Alekperov S F, Pugaev A V, Kalachev O A, Achkasov E E, Mel'nikov P V, Kanner D Iu
Khirurgiia (Mosk). 2012(11):38-44.
The study summarize the results of diagnostics and treatment of 536 patients aged 37-97 years with colon cancer stage II-IV, complicated by bowel obstruction. Patients with subcompensated and decompensated bowel obstruction prevailed. The dependence of the clinical picture from the tumor localization and the severity of the obstruction were identified. The authors pose that the decision about the median laparotomy needs the preoperative diagnosis of the obturative obstruction without verification of its causes. Decision about the delayed radical operation and minimizing the treatment to colon decompression should be based on additional diagnostic data (X-ray, irrigoscopy and colonoscopy). Surgical interventions with the median laparotomy showed the mortality rate of 30.7% and morbidity of 57.5%. The miniinvasive decompression of the colon reduces these rates to 1.8 and 7.1%, respectively.

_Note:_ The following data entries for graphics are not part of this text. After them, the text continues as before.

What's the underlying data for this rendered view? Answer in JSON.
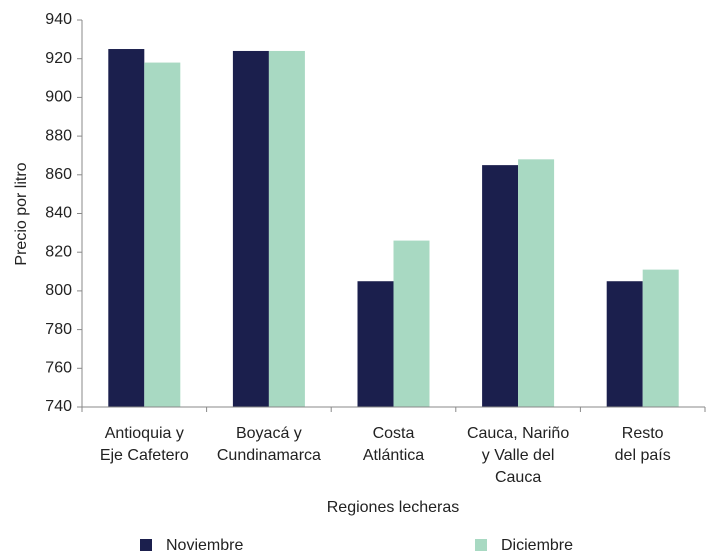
{
  "chart_data": {
    "type": "bar",
    "x_label": "Regiones lecheras",
    "y_label": "Precio por litro",
    "categories": [
      "Antioquia y\nEje Cafetero",
      "Boyacá y\nCundinamarca",
      "Costa\nAtlántica",
      "Cauca, Nariño\ny Valle del\nCauca",
      "Resto\ndel país"
    ],
    "series": [
      {
        "name": "Noviembre",
        "color": "#1b1f4d",
        "values": [
          925,
          924,
          805,
          865,
          805
        ]
      },
      {
        "name": "Diciembre",
        "color": "#a8d9c2",
        "values": [
          918,
          924,
          826,
          868,
          811
        ]
      }
    ],
    "ylim": [
      740,
      940
    ],
    "yticks": [
      740,
      760,
      780,
      800,
      820,
      840,
      860,
      880,
      900,
      920,
      940
    ],
    "grid": false,
    "legend": "bottom"
  }
}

该研究总结了536例年龄在37至97岁之间、患有II-IV期结肠癌并伴有肠梗阻的患者的诊断和治疗结果。以不完全代偿性和失代偿性肠梗阻患者为主。确定了临床表现与肿瘤定位及梗阻严重程度之间的相关性。作者认为,关于正中剖腹术的决策需要在未查明梗阻原因的情况下对闭袢性肠梗阻进行术前诊断。关于延迟根治性手术以及将治疗尽量减少至结肠减压的决策应基于额外的诊断数据(X线检查、灌肠造影和结肠镜检查)。正中剖腹术的外科干预显示死亡率为30.7%,发病率为57.5%。结肠微创减压分别将这些比率降至1.8%和7.1%。